Feel like I’m going mad when the only people my age I know have careers and holidays and are starting families and I’m doing literally none of it. Can’t work, can’t go on holiday, never went to uni, probs won’t have a family. I have a carer not a career. Makes me feel like a failure. Meeting older ill people was okay but they talked about work and families and I still felt a failure. The only thing that helped was finally finding people my age who really were in the same boat.

– Member

Can’t you have older and younger people in your group?

We have several members over 45 (see below), and members can bring a plus one of any age over 18. However, because chronically ill young people are a minority among chronically ill people, we need to be intentional in finding each other. An age limit helps us do this.

It isn’t just support groups that tend to be older. It is social groups in general. I tried the local photography group, art group, philosophy club… I’m almost always the only attendee under retirement age. I can’t do things most people my age do, but it doesn’t mean I don’t want friends my age. The only people my age I know are on Facebook. I wish I could see them in person.

– Member

Is there flexibility?

Yes. We have a few older members.

Some of them

  • Have been ill from a young age;
  • Were invited;
  • Were regulars;
  • Or are only slightly over the age limit.

Aren’t you denying older people support?

No. Most support groups are geared towards older people.


Imagine that support groups are patches on a quilt. Each patch has a unique purpose, but they all connect to form something bigger.

Some “patches” for ill and disabled people cater solely for

  • A single, specific condition;
  • Carers only;
  • Parents only;
  • Teenagers only;
  • LGBT people only;
  • Healthy disabled people (e.g. Deaf people, amputees, etc);
  • Minorities (such as this group for Chinese people dealing with cancer);
  • A specific gender, such as groups for men dealing with mental illness;
  • And so on.

Most groups exclude to include. Most people fit into multiple categories and so go to multiple groups.

If someone starts a group for, say, autistic Muslims, their group needs to be exclusive to work. If it isn’t, like a vegetarian Halal restaurant selling bacon butties, the original purpose will be lost.

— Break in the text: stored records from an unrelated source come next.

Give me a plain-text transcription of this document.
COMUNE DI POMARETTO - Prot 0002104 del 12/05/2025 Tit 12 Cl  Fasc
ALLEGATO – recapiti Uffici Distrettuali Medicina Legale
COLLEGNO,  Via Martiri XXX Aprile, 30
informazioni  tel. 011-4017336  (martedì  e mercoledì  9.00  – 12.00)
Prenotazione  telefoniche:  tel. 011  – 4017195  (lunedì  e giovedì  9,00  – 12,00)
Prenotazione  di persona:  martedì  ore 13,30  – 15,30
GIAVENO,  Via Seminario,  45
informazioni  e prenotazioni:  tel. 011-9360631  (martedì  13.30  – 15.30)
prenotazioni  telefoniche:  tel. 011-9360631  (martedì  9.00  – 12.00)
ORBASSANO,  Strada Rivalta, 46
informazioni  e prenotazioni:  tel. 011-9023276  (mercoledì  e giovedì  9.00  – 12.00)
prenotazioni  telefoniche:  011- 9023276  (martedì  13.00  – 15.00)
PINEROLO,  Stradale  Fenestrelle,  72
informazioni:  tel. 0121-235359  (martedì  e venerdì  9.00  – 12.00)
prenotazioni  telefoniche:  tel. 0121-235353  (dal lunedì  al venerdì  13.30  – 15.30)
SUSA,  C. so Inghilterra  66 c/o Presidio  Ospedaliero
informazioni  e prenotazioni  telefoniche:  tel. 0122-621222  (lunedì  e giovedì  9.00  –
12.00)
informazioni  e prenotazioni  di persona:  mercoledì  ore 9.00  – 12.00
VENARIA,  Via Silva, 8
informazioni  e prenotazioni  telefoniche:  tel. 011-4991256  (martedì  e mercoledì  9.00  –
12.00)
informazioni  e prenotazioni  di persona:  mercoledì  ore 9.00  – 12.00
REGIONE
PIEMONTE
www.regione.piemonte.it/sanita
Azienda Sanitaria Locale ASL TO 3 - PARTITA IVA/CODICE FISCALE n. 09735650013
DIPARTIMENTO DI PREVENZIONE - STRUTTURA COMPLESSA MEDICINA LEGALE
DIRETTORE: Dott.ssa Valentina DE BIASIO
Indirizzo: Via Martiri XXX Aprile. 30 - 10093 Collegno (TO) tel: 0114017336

It makes me feel quite sad that people have a negative reaction to the group. Having said that, I totally understand the feeling of unfairness and exclusion- I would imagine most of us feel that on a daily basis! Perhaps a better way to look at Chill is as a group that has guidelines so that younger people don’t feel excluded by the general older swing of other groups available. While I have fun hanging out with teens, and perhaps sharing a few pearls of wisdom, they find huge benefits in having a gathering of their own and I wouldn’t dream of denying them that. The same for parents, or people with the same condition as you: there’s such a relief in finding someone who just ’gets it’.